La France a fait un premier pas mais si elle reste isolée sur la scène internationale, elle ne pourra pas aller plus loin sous peine d'handicaper la place de Paris. Les mesures prises par la Fédération Bancaire Française (FBF) et l'Elysée, lors d'une réunion, mardi 25 août, sont donc encore assez limitées.

Elles vont modifier la nature des bonus et empêcher les plus gros excès mais elles ne plafonnent pas formellement le montant des bonus. C'est un soulagement pour les banquiers qui redoutaient de se voir défavoriser par rapport aux autres grandes places financières en ne pouvant proposer les mêmes gros salaires que la City ou New York. Mais les comportements des traders changeront-ils si les rémunérations sont toujours in fine inchangées?

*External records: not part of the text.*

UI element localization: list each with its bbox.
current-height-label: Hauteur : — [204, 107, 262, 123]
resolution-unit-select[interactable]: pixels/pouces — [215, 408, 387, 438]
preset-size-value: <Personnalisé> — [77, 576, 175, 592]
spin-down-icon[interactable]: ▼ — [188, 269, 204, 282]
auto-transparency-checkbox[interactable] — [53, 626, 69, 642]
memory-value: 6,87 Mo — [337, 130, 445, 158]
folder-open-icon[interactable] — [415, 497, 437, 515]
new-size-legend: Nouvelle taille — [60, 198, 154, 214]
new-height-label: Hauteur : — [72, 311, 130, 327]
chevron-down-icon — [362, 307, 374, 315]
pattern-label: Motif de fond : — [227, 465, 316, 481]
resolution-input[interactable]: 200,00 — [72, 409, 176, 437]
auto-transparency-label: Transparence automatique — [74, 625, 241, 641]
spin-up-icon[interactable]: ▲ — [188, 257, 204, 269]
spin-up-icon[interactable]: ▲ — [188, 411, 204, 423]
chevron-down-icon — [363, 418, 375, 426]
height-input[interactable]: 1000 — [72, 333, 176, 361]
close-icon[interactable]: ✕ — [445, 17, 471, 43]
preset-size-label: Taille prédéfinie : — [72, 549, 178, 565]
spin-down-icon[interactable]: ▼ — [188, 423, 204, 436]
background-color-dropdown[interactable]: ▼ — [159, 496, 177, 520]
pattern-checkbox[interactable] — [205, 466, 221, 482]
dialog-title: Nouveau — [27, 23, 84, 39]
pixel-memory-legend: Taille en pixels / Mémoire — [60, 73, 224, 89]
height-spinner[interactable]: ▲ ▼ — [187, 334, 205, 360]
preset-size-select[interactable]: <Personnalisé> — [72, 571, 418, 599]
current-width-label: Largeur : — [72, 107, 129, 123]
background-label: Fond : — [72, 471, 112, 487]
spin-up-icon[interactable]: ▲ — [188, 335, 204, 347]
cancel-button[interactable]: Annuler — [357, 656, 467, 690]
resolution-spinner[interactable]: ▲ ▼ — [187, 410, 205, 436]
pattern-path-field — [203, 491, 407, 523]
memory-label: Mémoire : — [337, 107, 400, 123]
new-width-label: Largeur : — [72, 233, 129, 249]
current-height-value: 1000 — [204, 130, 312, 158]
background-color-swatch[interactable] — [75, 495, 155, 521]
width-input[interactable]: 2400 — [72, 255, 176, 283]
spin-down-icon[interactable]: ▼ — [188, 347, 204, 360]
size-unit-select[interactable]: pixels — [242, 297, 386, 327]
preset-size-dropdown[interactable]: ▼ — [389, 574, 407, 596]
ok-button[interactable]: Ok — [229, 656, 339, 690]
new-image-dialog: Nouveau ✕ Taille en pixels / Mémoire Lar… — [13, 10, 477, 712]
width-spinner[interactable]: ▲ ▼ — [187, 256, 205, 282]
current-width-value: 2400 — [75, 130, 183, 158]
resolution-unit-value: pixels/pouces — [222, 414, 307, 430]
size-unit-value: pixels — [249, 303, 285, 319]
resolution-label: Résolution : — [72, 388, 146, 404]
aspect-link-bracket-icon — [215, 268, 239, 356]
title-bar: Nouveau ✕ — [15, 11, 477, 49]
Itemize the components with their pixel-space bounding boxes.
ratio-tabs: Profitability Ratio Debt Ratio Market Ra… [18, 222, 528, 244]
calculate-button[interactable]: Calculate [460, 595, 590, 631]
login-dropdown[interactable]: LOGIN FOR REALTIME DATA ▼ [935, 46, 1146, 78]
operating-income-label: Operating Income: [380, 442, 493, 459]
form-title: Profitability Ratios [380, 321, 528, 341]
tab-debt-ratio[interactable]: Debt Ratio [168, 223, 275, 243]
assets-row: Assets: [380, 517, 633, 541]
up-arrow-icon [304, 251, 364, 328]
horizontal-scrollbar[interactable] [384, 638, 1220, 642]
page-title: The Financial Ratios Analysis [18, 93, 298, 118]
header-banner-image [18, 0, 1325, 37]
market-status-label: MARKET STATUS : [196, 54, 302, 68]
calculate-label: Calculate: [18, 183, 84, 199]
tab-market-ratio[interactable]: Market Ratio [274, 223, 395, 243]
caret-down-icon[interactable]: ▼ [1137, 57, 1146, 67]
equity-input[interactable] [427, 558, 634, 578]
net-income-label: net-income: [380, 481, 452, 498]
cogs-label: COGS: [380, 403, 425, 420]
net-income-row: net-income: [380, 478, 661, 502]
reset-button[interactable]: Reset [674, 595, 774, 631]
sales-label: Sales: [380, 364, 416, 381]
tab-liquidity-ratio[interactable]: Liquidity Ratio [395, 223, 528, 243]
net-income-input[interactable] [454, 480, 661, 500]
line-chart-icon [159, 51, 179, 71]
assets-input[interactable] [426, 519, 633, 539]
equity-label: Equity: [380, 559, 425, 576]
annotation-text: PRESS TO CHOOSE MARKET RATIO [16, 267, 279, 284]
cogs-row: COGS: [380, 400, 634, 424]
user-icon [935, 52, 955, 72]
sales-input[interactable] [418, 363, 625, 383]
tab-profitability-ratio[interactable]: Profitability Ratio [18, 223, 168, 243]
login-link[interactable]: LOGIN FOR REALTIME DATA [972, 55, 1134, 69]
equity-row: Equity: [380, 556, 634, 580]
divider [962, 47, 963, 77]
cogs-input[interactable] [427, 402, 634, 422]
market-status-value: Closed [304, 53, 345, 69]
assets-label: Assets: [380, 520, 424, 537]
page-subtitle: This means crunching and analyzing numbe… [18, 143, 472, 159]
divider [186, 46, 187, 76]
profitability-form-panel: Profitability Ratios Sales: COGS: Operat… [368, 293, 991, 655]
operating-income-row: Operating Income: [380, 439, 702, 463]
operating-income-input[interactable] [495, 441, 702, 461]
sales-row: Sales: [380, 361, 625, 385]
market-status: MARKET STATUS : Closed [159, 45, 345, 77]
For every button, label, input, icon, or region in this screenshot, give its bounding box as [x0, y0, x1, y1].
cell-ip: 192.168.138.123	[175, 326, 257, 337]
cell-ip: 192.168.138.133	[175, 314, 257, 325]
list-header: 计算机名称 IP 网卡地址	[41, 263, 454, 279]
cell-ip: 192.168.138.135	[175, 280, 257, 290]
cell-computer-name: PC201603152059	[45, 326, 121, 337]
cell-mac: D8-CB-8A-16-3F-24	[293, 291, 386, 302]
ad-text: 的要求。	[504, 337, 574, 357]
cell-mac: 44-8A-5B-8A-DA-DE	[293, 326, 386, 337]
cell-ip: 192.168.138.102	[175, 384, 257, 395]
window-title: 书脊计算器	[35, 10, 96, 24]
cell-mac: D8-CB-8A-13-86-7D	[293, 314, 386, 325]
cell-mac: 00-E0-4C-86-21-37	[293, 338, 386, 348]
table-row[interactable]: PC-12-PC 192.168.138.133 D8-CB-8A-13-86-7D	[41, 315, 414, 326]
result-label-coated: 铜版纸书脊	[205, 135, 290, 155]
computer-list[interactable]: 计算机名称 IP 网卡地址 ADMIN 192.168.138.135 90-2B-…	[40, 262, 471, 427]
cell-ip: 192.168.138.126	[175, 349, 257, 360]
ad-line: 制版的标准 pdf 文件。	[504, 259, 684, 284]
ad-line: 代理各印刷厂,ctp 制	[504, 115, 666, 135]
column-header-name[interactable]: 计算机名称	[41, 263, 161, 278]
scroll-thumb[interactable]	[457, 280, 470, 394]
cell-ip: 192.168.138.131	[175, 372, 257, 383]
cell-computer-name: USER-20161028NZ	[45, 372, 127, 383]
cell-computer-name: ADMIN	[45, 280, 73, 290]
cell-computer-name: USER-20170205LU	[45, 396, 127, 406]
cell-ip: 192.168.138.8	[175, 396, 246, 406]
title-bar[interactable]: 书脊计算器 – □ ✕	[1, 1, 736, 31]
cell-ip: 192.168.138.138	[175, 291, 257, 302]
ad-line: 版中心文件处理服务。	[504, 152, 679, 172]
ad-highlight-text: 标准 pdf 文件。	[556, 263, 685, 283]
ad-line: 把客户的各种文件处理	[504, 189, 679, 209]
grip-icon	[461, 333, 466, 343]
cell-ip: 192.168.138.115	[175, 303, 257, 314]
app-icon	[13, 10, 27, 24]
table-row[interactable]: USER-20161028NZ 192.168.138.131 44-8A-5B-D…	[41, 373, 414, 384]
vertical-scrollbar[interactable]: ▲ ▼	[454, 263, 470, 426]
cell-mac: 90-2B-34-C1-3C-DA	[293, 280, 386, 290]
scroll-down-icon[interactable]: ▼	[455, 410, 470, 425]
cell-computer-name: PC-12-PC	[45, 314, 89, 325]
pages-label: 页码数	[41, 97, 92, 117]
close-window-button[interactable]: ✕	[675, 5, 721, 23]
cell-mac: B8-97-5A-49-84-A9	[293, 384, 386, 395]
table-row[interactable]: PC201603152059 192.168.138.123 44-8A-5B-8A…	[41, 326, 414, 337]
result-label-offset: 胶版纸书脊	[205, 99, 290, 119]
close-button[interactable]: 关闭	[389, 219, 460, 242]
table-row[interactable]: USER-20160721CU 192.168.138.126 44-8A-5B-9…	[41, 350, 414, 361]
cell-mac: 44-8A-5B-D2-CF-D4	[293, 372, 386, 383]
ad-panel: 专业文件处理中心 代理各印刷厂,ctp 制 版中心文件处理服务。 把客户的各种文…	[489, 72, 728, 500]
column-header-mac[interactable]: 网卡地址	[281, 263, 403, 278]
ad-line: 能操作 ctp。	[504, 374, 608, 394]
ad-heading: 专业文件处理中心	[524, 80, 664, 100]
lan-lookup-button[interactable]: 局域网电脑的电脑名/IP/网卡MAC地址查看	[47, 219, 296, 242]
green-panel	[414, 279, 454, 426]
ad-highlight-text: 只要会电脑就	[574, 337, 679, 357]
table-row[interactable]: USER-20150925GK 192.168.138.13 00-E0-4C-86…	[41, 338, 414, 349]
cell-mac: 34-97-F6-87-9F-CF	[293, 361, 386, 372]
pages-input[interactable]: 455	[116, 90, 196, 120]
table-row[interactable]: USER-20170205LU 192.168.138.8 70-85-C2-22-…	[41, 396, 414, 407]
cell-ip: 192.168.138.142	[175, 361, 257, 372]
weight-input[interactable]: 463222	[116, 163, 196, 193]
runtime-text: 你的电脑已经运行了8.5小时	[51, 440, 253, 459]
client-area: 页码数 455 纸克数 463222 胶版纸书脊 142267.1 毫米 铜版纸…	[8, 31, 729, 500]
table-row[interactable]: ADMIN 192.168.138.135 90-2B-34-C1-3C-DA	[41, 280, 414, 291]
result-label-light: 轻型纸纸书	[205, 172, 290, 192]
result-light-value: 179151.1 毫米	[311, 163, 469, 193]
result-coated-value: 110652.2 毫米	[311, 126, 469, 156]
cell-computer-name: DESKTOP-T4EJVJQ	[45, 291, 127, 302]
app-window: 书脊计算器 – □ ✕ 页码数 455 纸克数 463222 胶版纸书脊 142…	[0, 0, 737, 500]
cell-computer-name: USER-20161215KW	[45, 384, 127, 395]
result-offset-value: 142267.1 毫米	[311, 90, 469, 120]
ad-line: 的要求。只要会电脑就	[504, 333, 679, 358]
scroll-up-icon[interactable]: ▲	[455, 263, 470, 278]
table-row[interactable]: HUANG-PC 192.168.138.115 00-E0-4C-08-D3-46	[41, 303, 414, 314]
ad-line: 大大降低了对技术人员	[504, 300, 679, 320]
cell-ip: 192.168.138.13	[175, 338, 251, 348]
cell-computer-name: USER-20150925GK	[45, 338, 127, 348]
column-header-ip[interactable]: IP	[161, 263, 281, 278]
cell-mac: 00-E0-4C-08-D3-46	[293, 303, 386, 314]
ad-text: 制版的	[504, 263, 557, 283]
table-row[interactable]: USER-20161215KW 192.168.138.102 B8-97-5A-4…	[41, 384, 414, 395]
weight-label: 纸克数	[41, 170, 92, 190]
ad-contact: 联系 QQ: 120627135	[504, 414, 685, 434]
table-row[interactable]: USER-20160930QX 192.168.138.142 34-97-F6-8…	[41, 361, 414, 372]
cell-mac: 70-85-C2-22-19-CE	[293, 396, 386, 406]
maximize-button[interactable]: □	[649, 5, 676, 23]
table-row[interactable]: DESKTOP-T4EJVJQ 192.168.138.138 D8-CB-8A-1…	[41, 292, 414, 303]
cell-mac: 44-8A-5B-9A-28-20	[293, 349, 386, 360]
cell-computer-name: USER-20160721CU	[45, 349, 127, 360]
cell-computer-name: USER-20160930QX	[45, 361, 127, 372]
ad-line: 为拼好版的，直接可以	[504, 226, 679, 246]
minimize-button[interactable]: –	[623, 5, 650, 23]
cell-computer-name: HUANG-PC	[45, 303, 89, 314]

Pour l'instant donc, seule la forme des bonus change, mais pas leurs montants. Car l'Elysée ne pouvait pas aller trop vite avec les banquiers avant le sommet du G20 des 24 et 25 septembre prochains à Pittsburg qui doit répondre concrètement aux grandes déclarations du dernier G20 de Londres, le 2 avril 2009. Nicolas Sarkozy a voulu préparer le terrain. Il a expliqué dans son discours, mardi 25 août, qu'il entendait définir avec les banquiers "le cadre d’une initiative française dans la perspective du G20 de Pittsburgh. Je ne ménagerai pas mes efforts pour faire émerger sur ce sujet une approche européenne. Je me battrai à Pittsburgh pour que nous amplifiions les engagements pris à Londres".

Les nouvelles règles

Les opérateurs de marchés des institutions financières ont donc encore du répit et peuvent espérer que la montagne accouche d'une souris à Pittsburg. Pour l'instant, ils ont accepté de se faire tirer les oreilles à l'Elysée (pour la 7e fois depuis septembre 2008) et ont convenu de nouvelles règles, qu'il faut néanmoins saluées. La FBF engage, dans son communiqué, les banques à:

- plus de transparence dans leur politique de rémunération qui devra être rendue publique dans leurs comptes annuels;

- limiter les bonus de court terme qui entretiennent la prise de risque à court terme "en étalant plus de la moitié du montant des rémunérations variables sur 3 ans";

- à verser au moins un tiers de cette fraction différée sous forme de titres et non de cash pour éviter que les comportements des traders ne s'opposent pas à ceux des actionnaires;

- à empêcher les bonus systématiques: d'abords les bonus garantis de plus d'un an sont interdits. Ensuite une fraction de la part variable sera aussi susceptible de ne pas être versée (c'est le système de "malus" qu'il faudrait comprendre comme un renoncement au bonus et non une sanction) si "la profitabilité globale réalisée effectivement et collectivement par l’équipe et l’entreprise", n'est pas au rendez-vous, indique la FBF.